Marshall, who asked me first about Ankara, clearly remembered the Ankara that he had visited decades earlier. He was telling me one-by-one about Kavaklidere, Cankaya and Kecioren — different areas of the of Ankara Province — and expressing that he greatly missed that sweet and changeable Ankara.

Marshall, who had continued to follow the developments in Turkey closely, told me about how he assessed the Channel Istanbul Project, the effects of Arab Spring on Turkey and the normalization process of Turkey with Armenia.

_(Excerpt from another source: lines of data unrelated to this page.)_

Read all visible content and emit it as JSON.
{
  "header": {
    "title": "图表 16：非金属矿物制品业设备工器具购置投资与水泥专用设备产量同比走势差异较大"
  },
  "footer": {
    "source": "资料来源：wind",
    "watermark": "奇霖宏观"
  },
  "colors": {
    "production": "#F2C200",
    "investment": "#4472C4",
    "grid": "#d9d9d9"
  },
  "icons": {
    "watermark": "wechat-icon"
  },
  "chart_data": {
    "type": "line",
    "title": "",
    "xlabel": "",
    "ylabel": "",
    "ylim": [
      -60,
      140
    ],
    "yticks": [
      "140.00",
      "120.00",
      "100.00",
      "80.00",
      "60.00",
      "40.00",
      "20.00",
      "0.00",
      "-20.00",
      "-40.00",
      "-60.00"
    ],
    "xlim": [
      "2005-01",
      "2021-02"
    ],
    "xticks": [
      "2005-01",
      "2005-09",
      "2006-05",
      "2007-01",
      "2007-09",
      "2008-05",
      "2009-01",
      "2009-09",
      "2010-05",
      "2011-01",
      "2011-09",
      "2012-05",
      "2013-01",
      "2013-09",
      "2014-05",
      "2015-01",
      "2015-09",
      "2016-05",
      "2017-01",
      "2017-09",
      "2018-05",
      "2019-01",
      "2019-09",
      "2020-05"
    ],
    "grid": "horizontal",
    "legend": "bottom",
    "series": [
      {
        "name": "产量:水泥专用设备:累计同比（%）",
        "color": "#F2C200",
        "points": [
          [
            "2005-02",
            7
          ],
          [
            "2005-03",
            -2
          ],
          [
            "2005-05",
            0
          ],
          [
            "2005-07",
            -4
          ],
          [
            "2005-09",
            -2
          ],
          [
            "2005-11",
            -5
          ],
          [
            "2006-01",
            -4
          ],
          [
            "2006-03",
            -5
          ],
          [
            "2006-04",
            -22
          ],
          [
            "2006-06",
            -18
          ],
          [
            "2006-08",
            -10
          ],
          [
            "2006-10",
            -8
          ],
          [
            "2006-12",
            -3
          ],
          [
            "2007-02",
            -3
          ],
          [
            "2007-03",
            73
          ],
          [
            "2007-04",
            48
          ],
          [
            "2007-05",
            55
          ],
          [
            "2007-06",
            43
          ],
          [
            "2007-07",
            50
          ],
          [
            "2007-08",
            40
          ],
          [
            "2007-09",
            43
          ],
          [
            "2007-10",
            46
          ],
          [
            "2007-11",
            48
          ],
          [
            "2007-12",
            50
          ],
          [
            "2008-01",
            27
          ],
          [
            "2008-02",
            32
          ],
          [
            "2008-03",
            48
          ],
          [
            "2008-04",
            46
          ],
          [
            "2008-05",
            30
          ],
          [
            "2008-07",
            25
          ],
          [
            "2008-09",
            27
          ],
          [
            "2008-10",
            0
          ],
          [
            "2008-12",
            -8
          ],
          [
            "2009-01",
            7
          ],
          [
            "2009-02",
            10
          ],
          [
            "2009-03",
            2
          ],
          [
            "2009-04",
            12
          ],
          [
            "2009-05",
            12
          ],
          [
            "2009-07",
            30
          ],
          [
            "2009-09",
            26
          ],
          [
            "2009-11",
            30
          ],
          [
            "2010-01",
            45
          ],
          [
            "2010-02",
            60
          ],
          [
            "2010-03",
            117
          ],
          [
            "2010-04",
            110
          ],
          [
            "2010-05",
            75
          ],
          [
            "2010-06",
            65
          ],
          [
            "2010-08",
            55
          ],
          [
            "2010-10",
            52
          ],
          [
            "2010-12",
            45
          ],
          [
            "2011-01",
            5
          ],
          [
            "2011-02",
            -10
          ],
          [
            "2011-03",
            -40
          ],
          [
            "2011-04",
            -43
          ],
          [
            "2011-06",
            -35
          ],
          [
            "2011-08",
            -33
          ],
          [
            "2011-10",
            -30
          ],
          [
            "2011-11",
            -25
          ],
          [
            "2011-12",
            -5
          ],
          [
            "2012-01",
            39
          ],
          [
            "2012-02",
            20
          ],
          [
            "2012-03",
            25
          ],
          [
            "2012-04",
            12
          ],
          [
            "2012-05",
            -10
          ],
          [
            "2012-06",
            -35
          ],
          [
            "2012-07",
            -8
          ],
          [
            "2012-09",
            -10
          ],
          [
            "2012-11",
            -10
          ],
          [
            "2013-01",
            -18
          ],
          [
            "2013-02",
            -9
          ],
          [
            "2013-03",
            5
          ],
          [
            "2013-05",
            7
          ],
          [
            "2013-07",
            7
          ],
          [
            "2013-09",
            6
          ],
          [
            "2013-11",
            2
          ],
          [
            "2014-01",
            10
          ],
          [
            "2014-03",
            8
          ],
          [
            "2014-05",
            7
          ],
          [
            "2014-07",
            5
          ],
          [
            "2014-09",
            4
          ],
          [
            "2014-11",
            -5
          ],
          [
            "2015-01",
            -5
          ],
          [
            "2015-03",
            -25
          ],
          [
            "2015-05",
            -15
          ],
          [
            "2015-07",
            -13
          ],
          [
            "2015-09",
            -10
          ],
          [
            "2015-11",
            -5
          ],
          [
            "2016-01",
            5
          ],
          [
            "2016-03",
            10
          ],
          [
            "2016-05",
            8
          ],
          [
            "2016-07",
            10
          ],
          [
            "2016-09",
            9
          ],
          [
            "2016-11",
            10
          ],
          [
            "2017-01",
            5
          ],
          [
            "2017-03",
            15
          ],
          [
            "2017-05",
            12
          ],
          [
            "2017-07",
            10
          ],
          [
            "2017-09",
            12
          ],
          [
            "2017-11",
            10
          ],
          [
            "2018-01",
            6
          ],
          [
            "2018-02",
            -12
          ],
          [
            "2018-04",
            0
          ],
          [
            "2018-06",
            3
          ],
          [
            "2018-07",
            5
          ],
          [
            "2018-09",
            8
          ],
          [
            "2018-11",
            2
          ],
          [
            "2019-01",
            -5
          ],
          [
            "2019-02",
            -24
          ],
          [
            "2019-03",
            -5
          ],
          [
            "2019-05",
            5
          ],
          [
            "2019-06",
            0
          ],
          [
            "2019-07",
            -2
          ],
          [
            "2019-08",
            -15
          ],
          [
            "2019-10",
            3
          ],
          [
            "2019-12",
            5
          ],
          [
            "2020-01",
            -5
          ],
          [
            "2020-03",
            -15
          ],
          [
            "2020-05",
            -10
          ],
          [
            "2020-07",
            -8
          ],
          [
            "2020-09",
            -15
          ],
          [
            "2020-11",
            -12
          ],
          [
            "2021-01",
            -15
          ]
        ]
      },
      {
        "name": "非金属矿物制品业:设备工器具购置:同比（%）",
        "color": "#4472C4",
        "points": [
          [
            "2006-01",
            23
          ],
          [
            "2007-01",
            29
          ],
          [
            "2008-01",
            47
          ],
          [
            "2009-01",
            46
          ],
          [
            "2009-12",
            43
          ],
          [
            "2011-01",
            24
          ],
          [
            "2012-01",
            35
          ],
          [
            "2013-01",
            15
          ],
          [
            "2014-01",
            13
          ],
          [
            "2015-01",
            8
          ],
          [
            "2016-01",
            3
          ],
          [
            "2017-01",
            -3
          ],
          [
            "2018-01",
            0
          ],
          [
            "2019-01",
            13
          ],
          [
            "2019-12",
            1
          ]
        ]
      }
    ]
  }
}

In spite of his advanced age, he had affected me considerably with his interest on Turkey. For example, Marshall, who was one of the most respected presidents of Florida State University, was wondering what the academic environment in Turkey was like. Particularly, he stated that the present situation of METU did him proud. Likewise, when I visited METU together with Gabordi a short time later, we talked about Marshall with the responsible people in that place.

Marshall, who was happy to hear that I was considering keeping on with my academic studies at Florida State University, had wanted me to come back to Tallahassee as soon as possible.

I was so sorry when I received the news from Gabordi — that nice gentleman of Ankara, Stanley Marshall, had passed away.

Ironically, I got the news of his death while I was planning to visit again in a short time. He was a real guy. On behalf of Turkey, I send Stanley Marshall’s family my condolences. May God rest his soul.